01.06.2012

Zurück nach Istanbul

Nach drei Wochen in Istanbul freuten wir uns sehr wieder weiterzuradeln. Wir entschieden uns mit einer Fähre nach Yalova über das Marmarameer überzusetzen, da wir nicht wieder wie bei der Einfahrt einen langen Tag durch die Metropole radeln wollten. Holprig begann unser Start, zunächst verpassten wir erstmal die Fähre, da wir knapp dran waren und diese auch einfach mal fünf Minuten früher ablegte. Als dann die nächste Fähre kam, hatten wir unseren ersten Platten, das Hinterrad stand komplett ohne Luft da und wurde nun in jämmerlichem Zustand einfach auf die Fähre gezerrt, sonst hätten wir diese ebenfalls verpasst.
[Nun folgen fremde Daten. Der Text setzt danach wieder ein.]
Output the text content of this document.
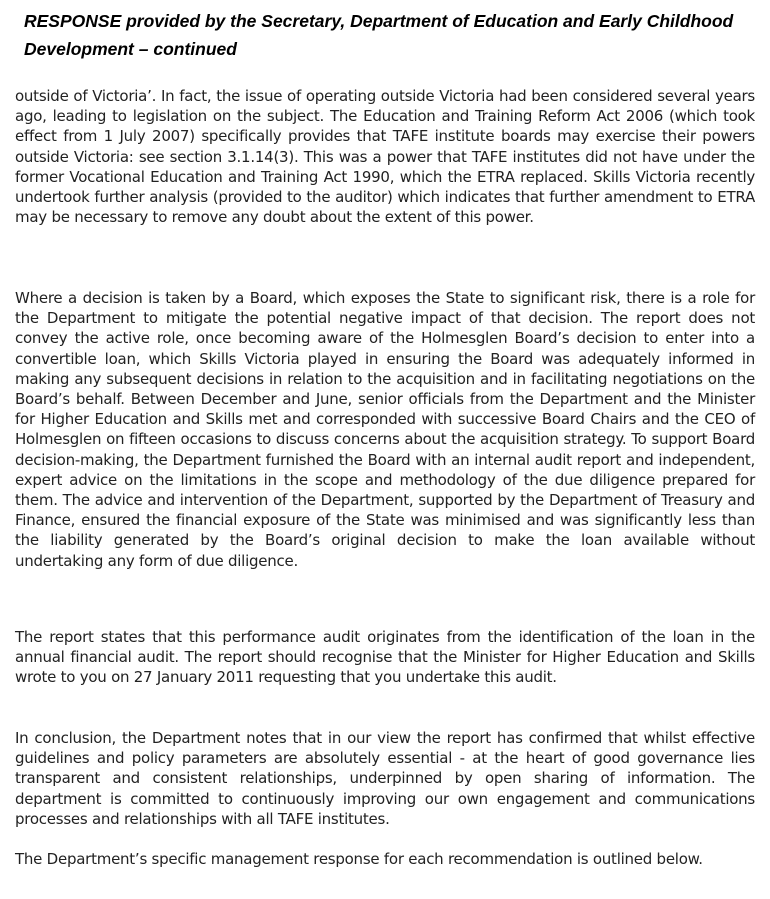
RESPONSE provided by the Secretary, Department of Education and Early Childhood Development – continued

outside of Victoria’. In fact, the issue of operating outside Victoria had been considered several years ago, leading to legislation on the subject. The Education and Training Reform Act 2006 (which took effect from 1 July 2007) specifically provides that TAFE institute boards may exercise their powers outside Victoria: see section 3.1.14(3). This was a power that TAFE institutes did not have under the former Vocational Education and Training Act 1990, which the ETRA replaced. Skills Victoria recently undertook further analysis (provided to the auditor) which indicates that further amendment to ETRA may be necessary to remove any doubt about the extent of this power.

Where a decision is taken by a Board, which exposes the State to significant risk, there is a role for the Department to mitigate the potential negative impact of that decision. The report does not convey the active role, once becoming aware of the Holmesglen Board’s decision to enter into a convertible loan, which Skills Victoria played in ensuring the Board was adequately informed in making any subsequent decisions in relation to the acquisition and in facilitating negotiations on the Board’s behalf. Between December and June, senior officials from the Department and the Minister for Higher Education and Skills met and corresponded with successive Board Chairs and the CEO of Holmesglen on fifteen occasions to discuss concerns about the acquisition strategy. To support Board decision-making, the Department furnished the Board with an internal audit report and independent, expert advice on the limitations in the scope and methodology of the due diligence prepared for them. The advice and intervention of the Department, supported by the Department of Treasury and Finance, ensured the financial exposure of the State was minimised and was significantly less than the liability generated by the Board’s original decision to make the loan available without undertaking any form of due diligence.

The report states that this performance audit originates from the identification of the loan in the annual financial audit. The report should recognise that the Minister for Higher Education and Skills wrote to you on 27 January 2011 requesting that you undertake this audit.

In conclusion, the Department notes that in our view the report has confirmed that whilst effective guidelines and policy parameters are absolutely essential - at the heart of good governance lies transparent and consistent relationships, underpinned by open sharing of information. The department is committed to continuously improving our own engagement and communications processes and relationships with all TAFE institutes.

The Department’s specific management response for each recommendation is outlined below.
Ab Yalova war wieder Natur angesagt, endlich wieder Ruhe, Vogelgezwitscher, Bäche und die Bäume nun komplett in frischem frühlingshaften Grün, die Temperaturen dazu hochsommerlich. Bei knapp vierzig Grad auf den Straßen hatten wir ganz schön zu schwitzen, zumal es wie geahnt ordentlich auf und ab ging. Kaum hatten wir uns auf eine Anhöhe gekämpft ging es sogleich wieder hinab um gegenüber schon den nächsten Anstieg zu sehen. Wie sollte das noch werden, wo es gerade erst Anfang Mai war?
Doch schon nach drei warmen Tagen sollte die Abkühlung kommen mit zwei großen Gewittern war die Wärme vorbei, wir inzwischen mit knapp 1000 m Höhe etwas höher am strampeln. Seither radeln wir in einem bunten Mix aus Sonne und doch häufigen längeren Schauern.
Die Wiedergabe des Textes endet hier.